OK元学芸員のこだわりデータファイル

最近の旅行記録とともに、以前訪れた場所の写真などを紹介し、見つけた面白いもの・鉄道・化石などについて記します。

京都大学グリークラブ創立 1 創立前

2016年10月27日 | 50年・60年
京都大学グリークラブ創立 1

 京都大学グリークラブ(以下グリー)は、創立50年の合唱団である。昨年(2015年)4月25日に盛大に「グリー創立50周年の事業が行われたが、これは1年半以上の大幅なフライイングであった。実際にいつ創立されたのかは、ちょっと記録があやしい。京大合唱団(混声)内での議論がもとで、脱退した団員を中心として11月終り頃には活動を始めたのだろう。
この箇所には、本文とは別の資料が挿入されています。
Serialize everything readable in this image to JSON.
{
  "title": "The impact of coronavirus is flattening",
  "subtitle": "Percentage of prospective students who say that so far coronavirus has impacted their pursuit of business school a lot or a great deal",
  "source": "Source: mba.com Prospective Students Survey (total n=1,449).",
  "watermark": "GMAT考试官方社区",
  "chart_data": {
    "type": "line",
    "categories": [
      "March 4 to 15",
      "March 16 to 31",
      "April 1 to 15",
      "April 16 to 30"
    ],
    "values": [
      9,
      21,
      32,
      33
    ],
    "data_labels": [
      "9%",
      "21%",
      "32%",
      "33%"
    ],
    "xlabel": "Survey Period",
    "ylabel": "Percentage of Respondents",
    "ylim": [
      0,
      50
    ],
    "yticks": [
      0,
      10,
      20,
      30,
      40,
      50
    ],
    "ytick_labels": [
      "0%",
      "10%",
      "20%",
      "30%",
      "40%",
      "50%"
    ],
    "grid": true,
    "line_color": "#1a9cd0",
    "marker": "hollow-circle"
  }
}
議論の中心はおもてむき「京大学歌」を演奏会で歌うべきかという問題だったが、政治的団体の合唱団への侵入をきらった面も強く、合唱そのものを楽しみたいというメンバーがグリーを作った。その動きとして、記録のある最初の楽譜は、1966年9月4日付のもので、「男声グループのために」と 記入されたガリ版刷りのものである。

1966年9月4日発行の楽譜

同上 折り目の書き込み

 このピースは16頁あって5曲の四部合唱曲が収められている。The mermaid, As Off to the South’ard We Go, A-Roving, Swansea Town, Haul Away, Joe。発行元に関しては、楽譜の折り目余白に「‘66. 9. 4. 男声グループのために T. H.」(H.は楽譜には完記。)と書いてある。実は1曲(Haul Away, Joe)を除いてこれらを歌った記憶がない。当然この頃は京大合唱団の中で配布されたもので、「グリー」の名は出てこない。
 次いで1966年10月27日付けの楽譜がある。

ちょうど50年前に発行された楽譜

同上 京都大学学歌の部分 左上の書き込みは、初期の上演日付。

 表題は「Choral Piece No. 1 (for Male Chorus)となっていて、内容は、「京都大学学歌」と「琵琶湖周航のうたによる3つの変奏曲」の2曲であり、先の議論と関連した発行物であろう。さらに奥付には「京都大学男声合唱擁護協会」とあって、かなり気の入ったもので、脱退への気持が出ているように見える。特に学歌を示したことで、演奏会でこれを歌うことを可能にした意義は大きい。これら二つの楽譜には、編曲やガリ切りなど発行に携わった人物の名があるが、いずれも後のグリーの中心人物である。
 今日このブログを記したのは、この発行日からちょうど50年目にあたるから。いずれにしても50年前にはまだグリーは発足していない。